This page in:
  • English

FEATURE STORY

Digital Jam 2.0: Offering Real Hope for Jobs in Virtual Spaces

June 27, 2012

Digital Jam 2.0 provides a realistic hope of harnessing employment and entrepreneurship development opportunities.

STORY HIGHLIGHTS
  • Jamaica is strategically positioned in close proximity to the powerhouses of North America and the emerging ones in the South.
  • The use of ICT also fosters greater social inclusion, enabling youth participation within the labor market.
  • Digital Jam 2.0 is a unique collaborative event seeking to bring together the collective energies of Jamaican youth.

Tapping into Jamaica’s growing appetite for all things online, a new initiative hopes to tackle the country’s rising unemployment by connecting virtual job seekers with opportunities in the real world.

Digital Jam 2.0 is a unique collaborative event seeking to bring together the collective energies of Jamaican youth in a partnership with the country’s Ministry of Youth & Culture, the World Bank, as well as private local and international corporations, academia, civil society and development partners. Together they’ll address the pressing issues of youth unemployment and entrepreneurship.   

In Jamaica, young citizens have borne the brunt of the country's weak performance in job creation and have been disproportionately affected. With youth unemployment at 31.1 percent, it’s almost three times the national rate and grows faster with every batch of school graduates or dropouts who enter the labor market. Today, there are over 800,000 young people between the ages of 12 and 35 in Jamaica – roughly 25% of them or 200,000 are neither in school nor gainfully employed.  

In spite of many efforts in the past to train and increase the skill levels of young Jamaicans, it’s clear that more attention must be paid to ensure that their talents are capitalized on, particularly by establishing links within the labor markets (nationally, regionally and internationally).

According to Country Director for the Caribbean Françoise Clottes, in the midst of dismal socio-economic realities, this lifeline is imperative.

Open Quotes

This could very well be a part of the antidote to Jamaica’s four decade-long economic stagnation. Close Quotes

Françoise Clottes
World Bank Country Director for the Caribbean

“It is extremely important that Jamaican youngsters understand that where they have talent, passion, motivation and capacity, there is an avenue for livelihood. Young people have an almost biological predisposition to be hopeful, and with good reason – it is hope that fires revolutions in the midst of despair,” she explains.

Digital Jam 2.0 provides a realistic hope of harnessing employment and entrepreneurship development opportunities emerging from the global virtual economy, an area still largely unexplored within the Caribbean.

This could very well be a part of the antidote to Jamaica’s four decade-long economic stagnation. In spite of the profusion of training and skills building, firm linkages with national, regional and global labor markets have been lacking. The virtual economy presents the perfect platform to reverse this,” Clottes notes.

Low levels of productivity and the resulting lack of competitiveness in the traditional sectors (mining, agriculture, tourism etc.) compared with other countries, have long stymied the island’s progress. But high-energy prices, unreliable transportation and uncompetitive labor costs are all nemeses, which can be bypassed by international e-commerce.   

With a solid IT infrastructure already in place, Jamaica is strategically positioned in close proximity to the powerhouses of North America and the emerging ones in the South.

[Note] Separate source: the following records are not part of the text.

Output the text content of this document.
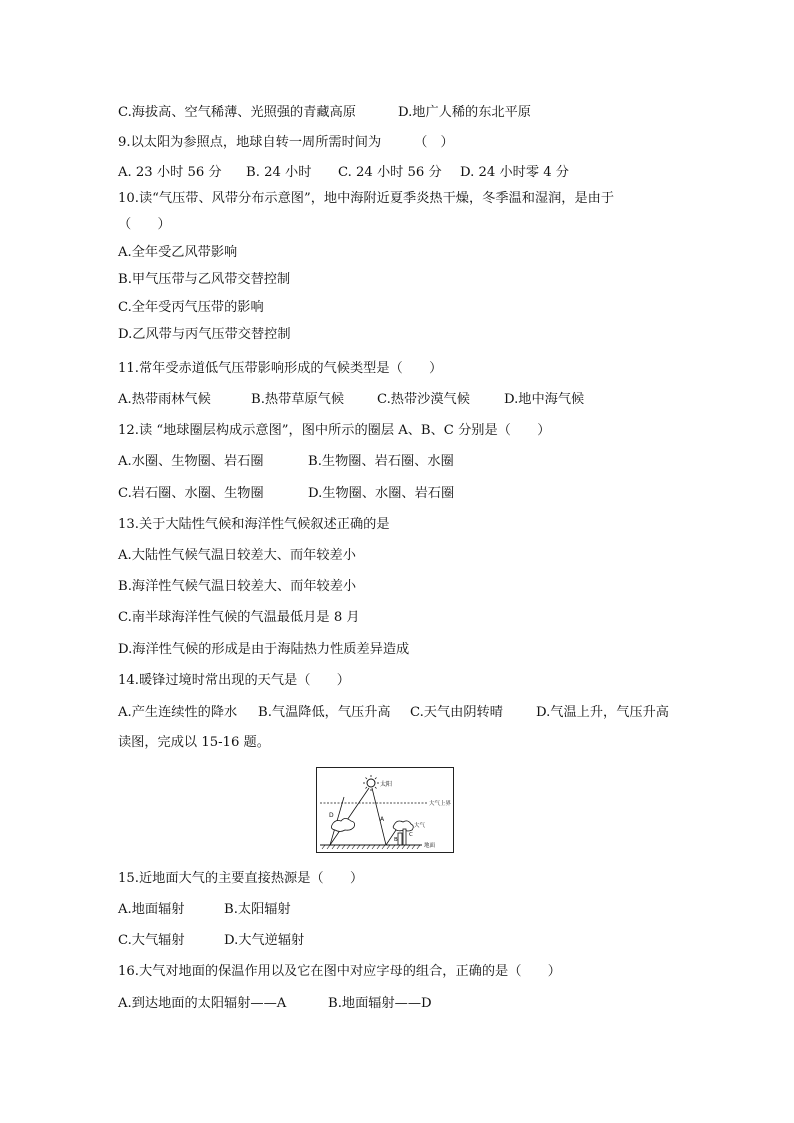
C.海拔高、空气稀薄、光照强的青藏高原	D.地广人稀的东北平原
9.以太阳为参照点，地球自转一周所需时间为　　　（　）
A. 23 小时 56 分	B. 24 小时	C. 24 小时 56 分	D. 24 小时零 4 分
10.读“气压带、风带分布示意图”，地中海附近夏季炎热干燥，冬季温和湿润，是由于
（　　）
A.全年受乙风带影响
B.甲气压带与乙风带交替控制
C.全年受丙气压带的影响
D.乙风带与丙气压带交替控制
11.常年受赤道低气压带影响形成的气候类型是（　　）
A.热带雨林气候	B.热带草原气候	C.热带沙漠气候	D.地中海气候
12.读 “地球圈层构成示意图”，图中所示的圈层 A、B、C 分别是（　　）
A.水圈、生物圈、岩石圈	B.生物圈、岩石圈、水圈
C.岩石圈、水圈、生物圈	D.生物圈、水圈、岩石圈
13.关于大陆性气候和海洋性气候叙述正确的是
A.大陆性气候气温日较差大、而年较差小
B.海洋性气候气温日较差大、而年较差小
C.南半球海洋性气候的气温最低月是 8 月
D.海洋性气候的形成是由于海陆热力性质差异造成
14.暖锋过境时常出现的天气是（　　）
A.产生连续性的降水	B.气温降低，气压升高	C.天气由阴转晴	D.气温上升，气压升高
读图，完成以 15-16 题。
太阳
大气上界
D
A
B
C
大气
地面
15.近地面大气的主要直接热源是（　　）
A.地面辐射	B.太阳辐射
C.大气辐射	D.大气逆辐射
16.大气对地面的保温作用以及它在图中对应字母的组合，正确的是（　　）
A.到达地面的太阳辐射——A	B.地面辐射——D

English speaking, with a highly favorable time zone and location, the country is well placed to capitalize on the innate and unmatched creativity within its youth, and take advantage of new opportunities in the global virtual economy.

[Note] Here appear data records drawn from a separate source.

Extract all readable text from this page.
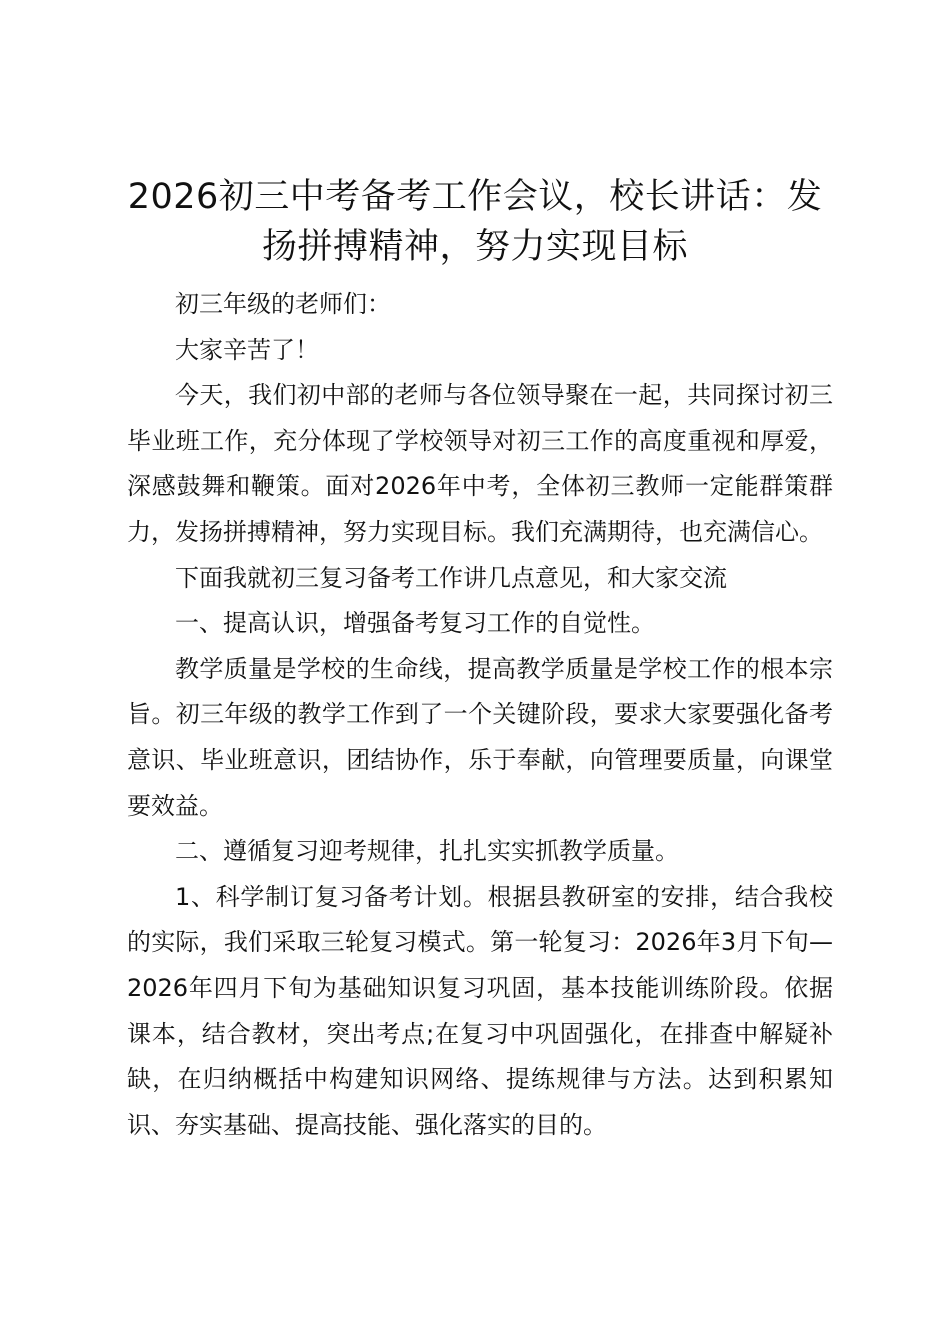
2026初三中考备考工作会议，校长讲话：发扬拼搏精神，努力实现目标

初三年级的老师们：

大家辛苦了！

今天，我们初中部的老师与各位领导聚在一起，共同探讨初三毕业班工作，充分体现了学校领导对初三工作的高度重视和厚爱，深感鼓舞和鞭策。面对2026年中考，全体初三教师一定能群策群力，发扬拼搏精神，努力实现目标。我们充满期待，也充满信心。

下面我就初三复习备考工作讲几点意见，和大家交流

一、提高认识，增强备考复习工作的自觉性。

教学质量是学校的生命线，提高教学质量是学校工作的根本宗旨。初三年级的教学工作到了一个关键阶段，要求大家要强化备考意识、毕业班意识，团结协作，乐于奉献，向管理要质量，向课堂要效益。

二、遵循复习迎考规律，扎扎实实抓教学质量。

1、科学制订复习备考计划。根据县教研室的安排，结合我校的实际，我们采取三轮复习模式。第一轮复习：2026年3月下旬—2026年四月下旬为基础知识复习巩固，基本技能训练阶段。依据课本，结合教材，突出考点;在复习中巩固强化，在排查中解疑补缺，在归纳概括中构建知识网络、提练规律与方法。达到积累知识、夯实基础、提高技能、强化落实的目的。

ICTs can have a double impact on young people, both directly through new employment opportunities, and indirectly as an “enabler of development”. The use of ICT also fosters greater social inclusion, enabling youth participation within the labor market as well as in other public spheres.

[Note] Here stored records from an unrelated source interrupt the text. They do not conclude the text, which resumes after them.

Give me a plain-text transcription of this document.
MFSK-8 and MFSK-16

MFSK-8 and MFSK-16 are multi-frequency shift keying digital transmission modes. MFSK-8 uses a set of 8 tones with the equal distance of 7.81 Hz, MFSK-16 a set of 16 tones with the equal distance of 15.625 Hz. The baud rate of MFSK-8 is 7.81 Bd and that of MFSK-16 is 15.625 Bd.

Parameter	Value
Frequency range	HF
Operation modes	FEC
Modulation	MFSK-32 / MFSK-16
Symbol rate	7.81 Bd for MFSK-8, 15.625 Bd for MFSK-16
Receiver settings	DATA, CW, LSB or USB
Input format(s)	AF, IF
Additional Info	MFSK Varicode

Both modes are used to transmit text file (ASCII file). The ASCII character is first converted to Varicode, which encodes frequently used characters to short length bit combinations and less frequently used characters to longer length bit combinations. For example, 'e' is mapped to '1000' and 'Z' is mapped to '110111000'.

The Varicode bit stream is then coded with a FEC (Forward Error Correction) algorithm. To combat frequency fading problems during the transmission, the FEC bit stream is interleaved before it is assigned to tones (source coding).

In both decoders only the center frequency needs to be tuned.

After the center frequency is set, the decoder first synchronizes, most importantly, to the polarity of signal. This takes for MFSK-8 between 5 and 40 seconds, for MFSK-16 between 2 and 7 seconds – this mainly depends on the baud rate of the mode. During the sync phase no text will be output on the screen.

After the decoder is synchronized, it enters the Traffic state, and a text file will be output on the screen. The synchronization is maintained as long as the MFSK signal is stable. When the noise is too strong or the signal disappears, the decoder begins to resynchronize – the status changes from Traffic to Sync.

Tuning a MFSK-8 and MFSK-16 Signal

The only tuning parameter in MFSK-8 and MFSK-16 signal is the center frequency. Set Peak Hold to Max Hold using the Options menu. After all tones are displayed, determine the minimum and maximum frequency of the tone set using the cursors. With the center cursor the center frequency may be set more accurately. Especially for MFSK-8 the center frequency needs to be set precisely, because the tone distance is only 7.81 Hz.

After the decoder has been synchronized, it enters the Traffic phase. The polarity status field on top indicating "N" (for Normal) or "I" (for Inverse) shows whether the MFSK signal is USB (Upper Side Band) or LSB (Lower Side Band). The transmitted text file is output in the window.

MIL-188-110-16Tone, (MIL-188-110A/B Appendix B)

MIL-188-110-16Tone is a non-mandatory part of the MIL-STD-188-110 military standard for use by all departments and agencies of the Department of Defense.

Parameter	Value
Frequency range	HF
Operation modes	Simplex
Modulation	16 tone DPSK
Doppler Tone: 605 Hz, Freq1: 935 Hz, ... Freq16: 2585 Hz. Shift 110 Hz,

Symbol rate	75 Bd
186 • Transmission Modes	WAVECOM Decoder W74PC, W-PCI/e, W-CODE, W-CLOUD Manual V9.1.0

Digital Jam 2.0 is expected to:

· Create a place for corporate partnerships across national borders.

· Leverage resources to establish pilot projects to employ 1,000 -2,000 young people via robust web-based platforms.

· Develop world-class ICT quality of skills for unemployed/ underemployed youth.

· Link youth employment to broader regional initiatives, such as the Caribbean Growth Forum and the IDB’s Compete Caribbean through the use of ICT.


“We see Digital Jam 2.0 as neither the beginning nor the end, but one of the many critical and necessary steps in a move against stagnation towards growth and prosperity. It is a fact-based leap of faith on a journey of hope,” concludes Clottes.

While the proposed task environment is a virtual one, hope for accelerated development is palpable.

The Digital Jam 2.0 is part of the Caribbean Growth Forum (CGF), a one-year initiative, recently launched by the World Bank, the Inter-American Development Bank (IDB) and the Caribbean Development Bank (CDB), in close collaboration with the United Kingdom’s Department For International Development (DFID) and the Canadian International Development Agency (CIDA).

The objective of the CGF is to inspire the sharing of knowledge and ideas on practical policies to stimulate sustainable and inclusive growth, and create jobs.